After the simulation is run, the following chunk plots the proportion of rejected p-values for both tests across the range of sample sizes:

```
power.lillie <- rowMeans(p.lillie<alpha)
power.shapiro <- rowMeans(p.shapiro<alpha)
dat <- rbind(
data.frame(n=n,power = power.lillie,test = rep('Lilliefors',length(n))),
data.frame(n=n,power = power.shapiro,test = rep('Shapiro-Wilk',length(n))))
ggplot(data = dat,aes(x = n,y=power,group = test)) +
geom_line(aes(color = test),size = .75) +
geom_point(aes(color = test),size = 3) +
ylab('Power') +
ylim(0,1) +
xlab('Sample Size') +
theme_bw()
```

You’ll notice a couple things from this simulation. First, power increases with sample size - which is always the case. Second, the Shapiro-Wilk test has more power than the Liliefors test. This is consistent with our original samle which showed a smaller p-value for the Shapiro-Wilk test than for the LIllliefors test.

If you re-run the analysis with \(H_{0}\) as true (drawing from a normal distribution) you’ll see that the rejection rate hovers around 0.05 for both tests across all sample sizes, which is good.

## 26.4 Why be normal?

It is a common misconception that your dependent variable in a hypothesis test, like an ANOVA or t-test, needs to be normal to make the test valid. There are two problems with this.

The first is that if we’re running parametric tests on our data, our assumptions require that the *means* that we’re measuring are coming from a population that is normally distributed. As we all know now, with a large enough sample, the Central Limit Theorem comes to the rescue. So if we’re running a test on means (e.g. t-test or ANOVA) with a sample size of 20 or more, then the assumption of normality for the distributions of means is pretty safe.
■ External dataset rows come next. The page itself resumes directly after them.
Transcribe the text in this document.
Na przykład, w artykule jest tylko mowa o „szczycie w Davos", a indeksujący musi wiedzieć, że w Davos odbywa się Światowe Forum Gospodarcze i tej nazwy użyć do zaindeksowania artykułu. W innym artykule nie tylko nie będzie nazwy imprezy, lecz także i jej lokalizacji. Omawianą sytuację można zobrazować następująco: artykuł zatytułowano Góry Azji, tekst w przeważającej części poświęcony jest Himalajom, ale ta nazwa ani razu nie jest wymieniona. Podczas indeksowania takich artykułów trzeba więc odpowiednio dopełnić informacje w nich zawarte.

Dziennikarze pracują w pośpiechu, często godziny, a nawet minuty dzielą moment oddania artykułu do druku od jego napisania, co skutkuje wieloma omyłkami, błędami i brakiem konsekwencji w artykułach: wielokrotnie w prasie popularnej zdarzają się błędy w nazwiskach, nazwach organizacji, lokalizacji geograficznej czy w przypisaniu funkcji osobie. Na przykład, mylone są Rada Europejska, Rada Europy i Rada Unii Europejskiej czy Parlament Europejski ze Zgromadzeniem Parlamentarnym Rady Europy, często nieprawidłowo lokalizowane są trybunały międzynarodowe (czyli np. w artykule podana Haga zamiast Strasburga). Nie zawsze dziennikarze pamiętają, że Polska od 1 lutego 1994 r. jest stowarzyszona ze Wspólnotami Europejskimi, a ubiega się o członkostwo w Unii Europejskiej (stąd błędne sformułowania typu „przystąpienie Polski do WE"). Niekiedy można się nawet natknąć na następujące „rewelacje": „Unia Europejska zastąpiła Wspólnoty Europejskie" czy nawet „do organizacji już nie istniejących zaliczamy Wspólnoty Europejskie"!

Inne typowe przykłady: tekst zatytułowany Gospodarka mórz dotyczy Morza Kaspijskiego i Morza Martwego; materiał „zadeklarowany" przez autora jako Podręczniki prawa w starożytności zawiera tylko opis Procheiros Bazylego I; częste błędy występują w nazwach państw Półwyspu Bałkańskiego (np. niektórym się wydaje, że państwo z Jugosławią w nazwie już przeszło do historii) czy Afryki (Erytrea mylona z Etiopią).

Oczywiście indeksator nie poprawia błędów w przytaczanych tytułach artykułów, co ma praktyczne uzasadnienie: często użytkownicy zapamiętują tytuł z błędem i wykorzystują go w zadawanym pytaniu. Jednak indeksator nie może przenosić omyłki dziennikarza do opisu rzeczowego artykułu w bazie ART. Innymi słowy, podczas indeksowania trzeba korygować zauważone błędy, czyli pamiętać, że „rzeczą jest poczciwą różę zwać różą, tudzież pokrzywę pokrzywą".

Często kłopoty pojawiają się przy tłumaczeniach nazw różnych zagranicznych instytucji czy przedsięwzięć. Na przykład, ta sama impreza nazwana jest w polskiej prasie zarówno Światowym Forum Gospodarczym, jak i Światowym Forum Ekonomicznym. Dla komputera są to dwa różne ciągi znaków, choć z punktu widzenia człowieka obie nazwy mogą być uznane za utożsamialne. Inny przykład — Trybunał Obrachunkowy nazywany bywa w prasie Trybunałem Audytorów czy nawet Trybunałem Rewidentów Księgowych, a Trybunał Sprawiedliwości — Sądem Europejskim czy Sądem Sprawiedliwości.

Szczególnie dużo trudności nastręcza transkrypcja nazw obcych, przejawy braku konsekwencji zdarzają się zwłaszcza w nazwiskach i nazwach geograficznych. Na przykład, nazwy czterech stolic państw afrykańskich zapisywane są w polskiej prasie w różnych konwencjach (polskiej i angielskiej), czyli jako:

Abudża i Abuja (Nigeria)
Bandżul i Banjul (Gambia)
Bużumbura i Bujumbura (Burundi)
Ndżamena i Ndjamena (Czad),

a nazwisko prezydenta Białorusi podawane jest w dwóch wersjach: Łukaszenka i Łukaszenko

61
Another issue with testing normality on your dependent variable is that what’s actually important is that the *residuals* after fitting your model to the data are normally distributed.

Consider a one-factor fixed-effect ANOVA for exam scores over time. There are 500, 250, and 100 students that took exams in each of the years 2020, 2021, and 2022. Here’s a plot of the means and standard errors:

Consider the overall distribution of our dependent variable, which a histogram of all test scores across all years:

It looks like we’re positively skewed. In fact, a Shapiro-Wilk test gives us a p-value of \(p<0.0001\).

But it shouldn’t be surprising that the distribution of all scores is not normal. The overall distribution of scores is the combination of three separate distributions around the three group means. If the null hypothesis is false, and the means are different, then we would in fact *expect* a non-normal distribution of our dependent variable.

Instead, what’s important to satisfy the conditions of our hypothesis test is that the *residuals* are normally distributed. Remember, residuals are the deviations between the model predictions and the data. In the case of ANOVA, the model predictions are the means for each group, so the deviations are the deviations from these means, which are the deviations that contribute to \(SS_w\).

Here’s a histogram of those deviations

The residuals do look normally distributed. Indeed, a Shapiro-Wilk test gives us a p-value of \(p = 0.7949\).